The latter, Sabrina Kuhlmann, accused the Church of “hurting people,” namely “all those who are not heterosexual, all those who do not marry but still want to live together, all those whose marriages have failed and who dare a new attempt: they all do not conform to the norms of the Church, no matter how faithful they are.”

“I hope that the Church’s sexual morality will be further developed into relational ethics, that gender, sexuality or relationship status are not decisive for the living together of two people, but their honest love for each other, which always has its origin in God.”

A working document prepared for the German bishops’ Synodal Path and made public ahead of the regional meetings in September tried to redefine “the concept of fertility” to include not just “the openness to new life” but also “a social and personal dimension.” Accordingly, “Even same-sex couples and other couples who cannot give birth to a new life have the potential for a fertile life.”

The document also didn’t clarify that according to Catholic teaching, a man can choose only a woman, and vice versa, in marriage, “for the shaping of human sexuality.” Instead, it says, “We see marriage as the preferred but not the only way to live love and sexuality in a relationship.”

An earlier working document had similarly argued that “homosexual acts also realize positive meaningful values, insofar as they are an expression of friendship, reliability, loyalty and support in life.” Homosexuality, it added, should no longer be considered as intrinsically evil. A blessing of homosexual unions was not excluded.

The Catechism of the Catholic Church is clear on homosexuality. “Basing itself on Sacred Scripture, which presents homosexual acts as acts of grave depravity, tradition has always declared that ‘homosexual acts are intrinsically disordered,’” the Church teaches. “They are contrary to the natural law.
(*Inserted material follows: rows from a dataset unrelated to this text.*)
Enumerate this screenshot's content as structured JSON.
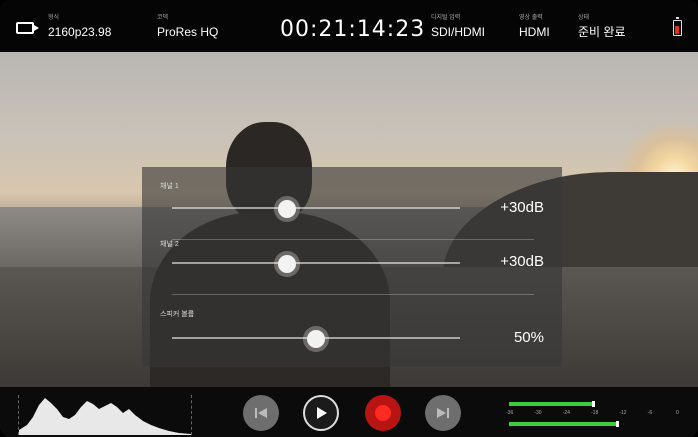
{
  "status_bar": {
    "format_label": "형식",
    "format_value": "2160p23.98",
    "codec_label": "코덱",
    "codec_value": "ProRes HQ",
    "timecode": "00:21:14:23",
    "input_label": "디지털 입력",
    "input_value": "SDI/HDMI",
    "output_label": "영상 출력",
    "output_value": "HDMI",
    "status_label": "상태",
    "status_value": "준비 완료",
    "icons": [
      "camera-icon",
      "battery-icon"
    ]
  },
  "audio_menu": {
    "ch1": {
      "label": "채널 1",
      "value_text": "+30dB",
      "level": 0.4
    },
    "ch2": {
      "label": "채널 2",
      "value_text": "+30dB",
      "level": 0.4
    },
    "speaker": {
      "label": "스피커 볼륨",
      "value_text": "50%",
      "level": 0.5
    }
  },
  "transport": {
    "buttons": [
      "previous-clip-button",
      "play-button",
      "record-button",
      "next-clip-button"
    ]
  },
  "meters": {
    "scale": [
      "-36",
      "-30",
      "-24",
      "-18",
      "-12",
      "-6",
      "0"
    ],
    "ch1_level": 0.5,
    "ch2_level": 0.64
  },
  "colors": {
    "record": "#ff2a20",
    "meter": "#3ecb3e",
    "battery_low": "#e0301e"
  }
}
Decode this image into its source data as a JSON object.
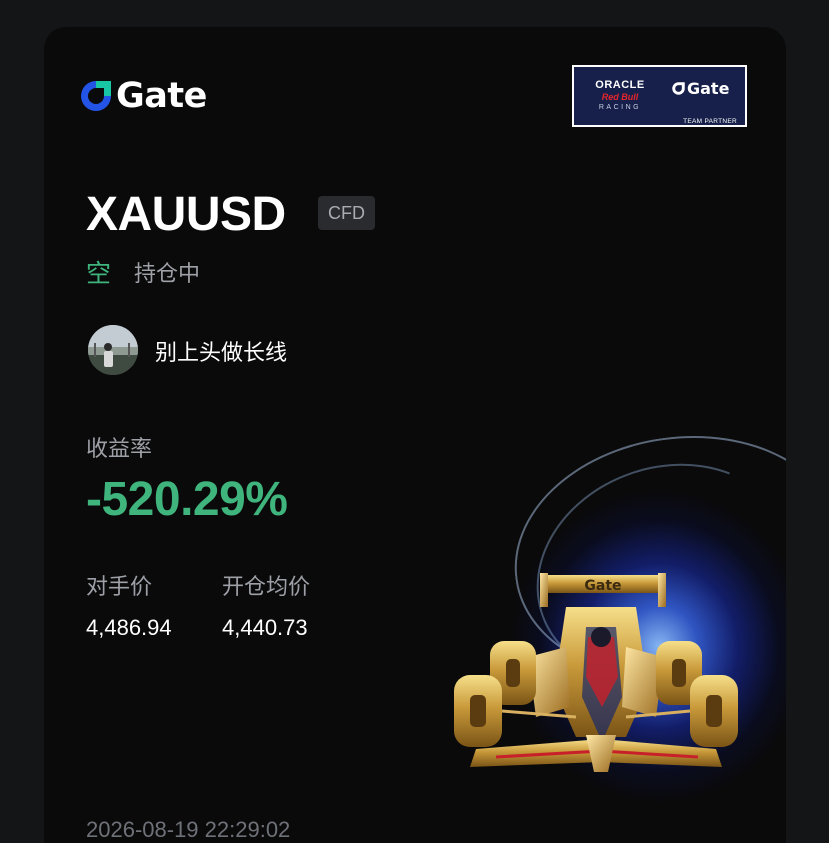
{
  "brand": {
    "name": "Gate",
    "partner": {
      "line1": "ORACLE",
      "line2": "Red Bull",
      "line3": "RACING",
      "gate": "Gate",
      "caption": "TEAM PARTNER"
    }
  },
  "position": {
    "symbol": "XAUUSD",
    "badge": "CFD",
    "side": "空",
    "status": "持仓中"
  },
  "user": {
    "name": "别上头做长线"
  },
  "roi": {
    "label": "收益率",
    "value": "-520.29%"
  },
  "prices": {
    "mark_label": "对手价",
    "mark_value": "4,486.94",
    "entry_label": "开仓均价",
    "entry_value": "4,440.73"
  },
  "timestamp": "2026-08-19 22:29:02",
  "colors": {
    "background": "#141517",
    "card": "#0a0a0b",
    "profit_loss_green": "#3fb47c",
    "brand_blue": "#2354e6",
    "muted_text": "#9da0a6"
  },
  "icons": {
    "logo": "gate-logo-icon",
    "car": "f1-car-image"
  }
}
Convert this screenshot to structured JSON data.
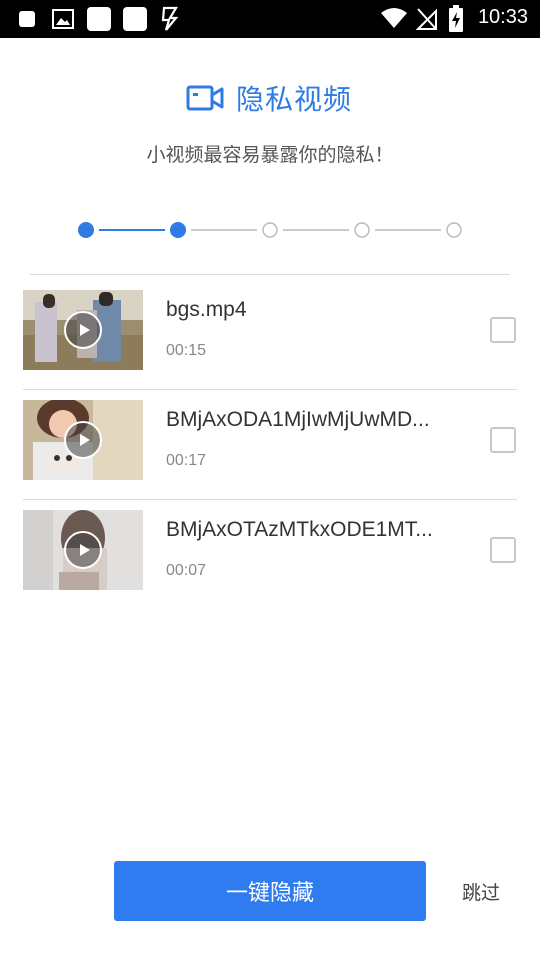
{
  "status_bar": {
    "time": "10:33"
  },
  "header": {
    "title": "隐私视频",
    "icon": "video-camera-icon"
  },
  "subtitle": "小视频最容易暴露你的隐私！",
  "stepper": {
    "total_steps": 5,
    "completed_steps": 2,
    "active_color": "#2f7be5",
    "inactive_color": "#bbbbbb"
  },
  "videos": [
    {
      "name": "bgs.mp4",
      "duration": "00:15",
      "checked": false
    },
    {
      "name": "BMjAxODA1MjIwMjUwMD...",
      "duration": "00:17",
      "checked": false
    },
    {
      "name": "BMjAxOTAzMTkxODE1MT...",
      "duration": "00:07",
      "checked": false
    }
  ],
  "actions": {
    "primary": "一键隐藏",
    "skip": "跳过"
  },
  "colors": {
    "accent": "#2e7cf0"
  }
}
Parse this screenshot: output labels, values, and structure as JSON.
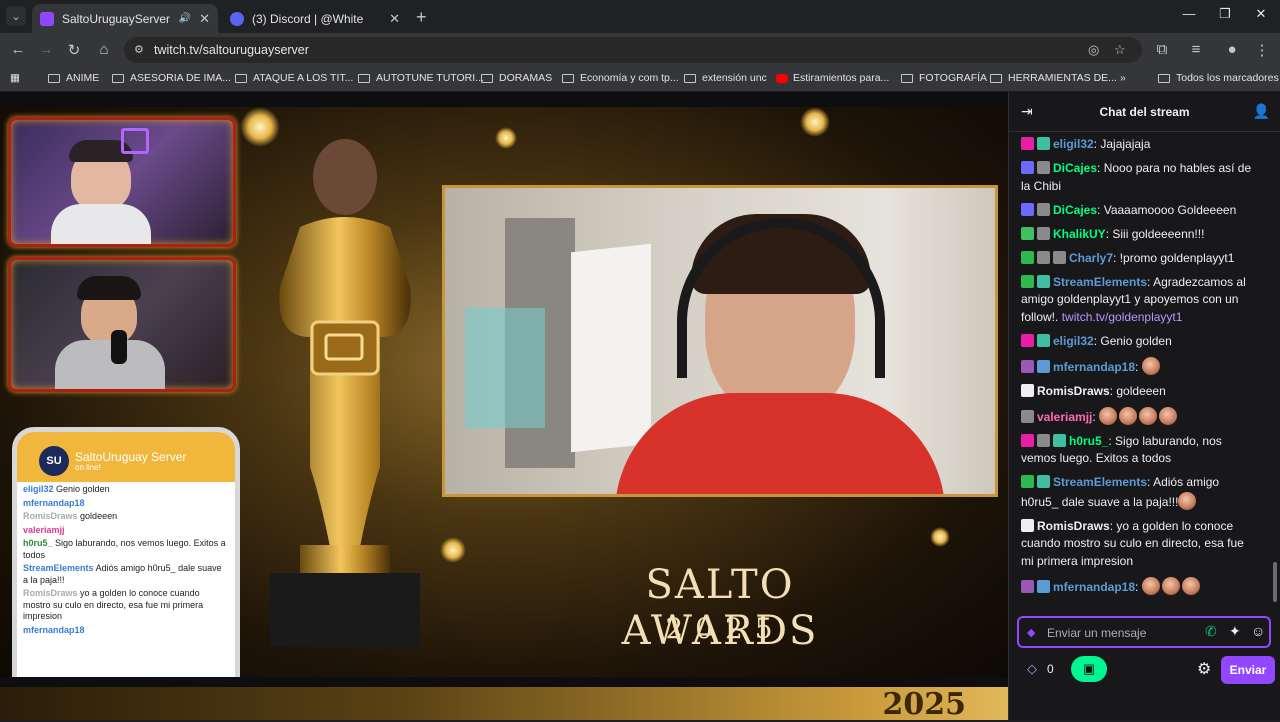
{
  "browser": {
    "tabs": [
      {
        "title": "SaltoUruguayServer - Twitc",
        "favicon_color": "#9147ff",
        "active": true
      },
      {
        "title": "(3) Discord | @White",
        "favicon_color": "#5865f2",
        "active": false
      }
    ],
    "url": "twitch.tv/saltouruguayserver",
    "bookmarks": [
      {
        "label": "ANIME",
        "icon": "folder-icon"
      },
      {
        "label": "ASESORIA DE IMA...",
        "icon": "folder-icon"
      },
      {
        "label": "ATAQUE A LOS TIT...",
        "icon": "folder-icon"
      },
      {
        "label": "AUTOTUNE TUTORI...",
        "icon": "folder-icon"
      },
      {
        "label": "DORAMAS",
        "icon": "folder-icon"
      },
      {
        "label": "Economía y com tp...",
        "icon": "folder-icon"
      },
      {
        "label": "extensión unc",
        "icon": "folder-icon"
      },
      {
        "label": "Estiramientos para...",
        "icon": "youtube-icon"
      },
      {
        "label": "FOTOGRAFÍA",
        "icon": "folder-icon"
      },
      {
        "label": "HERRAMIENTAS DE...",
        "icon": "folder-icon"
      }
    ],
    "all_bookmarks": "Todos los marcadores"
  },
  "stream": {
    "title_line1": "SALTO AWARDS",
    "title_line2": "2025",
    "bottom_year": "2025",
    "phone": {
      "channel": "SaltoUruguay Server",
      "status": "on line!",
      "logo": "SU",
      "messages": [
        {
          "user": "eligil32",
          "text": "Genio golden",
          "color": "#3a7bd5"
        },
        {
          "user": "mfernandap18",
          "text": "",
          "color": "#3a7bd5"
        },
        {
          "user": "RomisDraws",
          "text": "goldeeen",
          "color": "#aaaaaa"
        },
        {
          "user": "valeriamjj",
          "text": "",
          "color": "#d63b9a"
        },
        {
          "user": "h0ru5_",
          "text": "Sigo laburando, nos vemos luego. Exitos a todos",
          "color": "#2a8a3a"
        },
        {
          "user": "StreamElements",
          "text": "Adiós amigo h0ru5_ dale suave a la paja!!!",
          "color": "#3a7bd5"
        },
        {
          "user": "RomisDraws",
          "text": "yo a golden lo conoce cuando mostro su culo en directo, esa fue mi primera impresion",
          "color": "#aaaaaa"
        },
        {
          "user": "mfernandap18",
          "text": "",
          "color": "#3a7bd5"
        }
      ]
    }
  },
  "chat": {
    "title": "Chat del stream",
    "messages": [
      {
        "user": "eligil32",
        "color": "#5b9bd5",
        "text": "Jajajajaja",
        "badges": [
          "#e91ea6",
          "#3fbf9f"
        ]
      },
      {
        "user": "DiCajes",
        "color": "#00ff7f",
        "text": "Nooo para no hables así de la Chibi",
        "badges": [
          "#6a6aff",
          "#8a8a8a"
        ]
      },
      {
        "user": "DiCajes",
        "color": "#00ff7f",
        "text": "Vaaaamoooo Goldeeeen",
        "badges": [
          "#6a6aff",
          "#8a8a8a"
        ]
      },
      {
        "user": "KhalikUY",
        "color": "#00ff7f",
        "text": "Siii goldeeeenn!!!",
        "badges": [
          "#3fbf5f",
          "#8a8a8a"
        ]
      },
      {
        "user": "Charly7",
        "color": "#5b9bd5",
        "text": "!promo goldenplayyt1",
        "badges": [
          "#2fb84f",
          "#8a8a8a",
          "#8a8a8a"
        ]
      },
      {
        "user": "StreamElements",
        "color": "#5b9bd5",
        "text": "Agradezcamos al amigo goldenplayyt1 y apoyemos con un follow!.",
        "link": "twitch.tv/goldenplayyt1",
        "badges": [
          "#2fb84f",
          "#3fbf9f"
        ]
      },
      {
        "user": "eligil32",
        "color": "#5b9bd5",
        "text": "Genio golden",
        "badges": [
          "#e91ea6",
          "#3fbf9f"
        ]
      },
      {
        "user": "mfernandap18",
        "color": "#5b9bd5",
        "text": "",
        "emotes": 1,
        "badges": [
          "#9b59b6",
          "#5b9bd5"
        ]
      },
      {
        "user": "RomisDraws",
        "color": "#efeff1",
        "text": "goldeeen",
        "badges": [
          "#efeff1"
        ]
      },
      {
        "user": "valeriamjj",
        "color": "#ff69b4",
        "text": "",
        "emotes": 4,
        "badges": [
          "#8a8a8a"
        ]
      },
      {
        "user": "h0ru5_",
        "color": "#00ff7f",
        "text": "Sigo laburando, nos vemos luego. Exitos a todos",
        "badges": [
          "#e91ea6",
          "#8a8a8a",
          "#3fbf9f"
        ]
      },
      {
        "user": "StreamElements",
        "color": "#5b9bd5",
        "text": "Adiós amigo h0ru5_ dale suave a la paja!!!",
        "emotes": 1,
        "badges": [
          "#2fb84f",
          "#3fbf9f"
        ]
      },
      {
        "user": "RomisDraws",
        "color": "#efeff1",
        "text": "yo a golden lo conoce cuando mostro su culo en directo, esa fue mi primera impresion",
        "badges": [
          "#efeff1"
        ]
      },
      {
        "user": "mfernandap18",
        "color": "#5b9bd5",
        "text": "",
        "emotes": 3,
        "badges": [
          "#9b59b6",
          "#5b9bd5"
        ]
      }
    ],
    "input_placeholder": "Enviar un mensaje",
    "bits_count": "0",
    "send_label": "Enviar"
  },
  "colors": {
    "accent": "#9147ff",
    "promo": "#00f593",
    "gold": "#c8963a"
  }
}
They close the sexual act to the gift of life. They do not proceed from a genuine affective and sexual complementarity. Under no circumstances can they be approved.”

At the same time, individual homosexual persons “must be accepted with respect, compassion, and sensitivity. Every sign of unjust discrimination in their regard should be avoided. These persons are called to fulfill God’s will in their lives and, if they are Christians, to unite to the sacrifice of the Lord’s Cross the difficulties they may encounter from their condition.”

Bishop Timmerevers admitted in the interview, “I am well aware that the integration of homosexuals and my current efforts to achieve this in our Church are not supported by everyone. I think that many bishops and pastors find this strange, because they perhaps also have no points of contact.”

“The fact that I am initiating it now can also initiate a process of reflection,” he continued. “We have to do this at all levels, in our communities, but also in the Bishops’ Conference. And last but not least, I believe the Catholic Church must reposition herself: How do we deal with same-sex persons in our pastoral work, and how do we evaluate this?”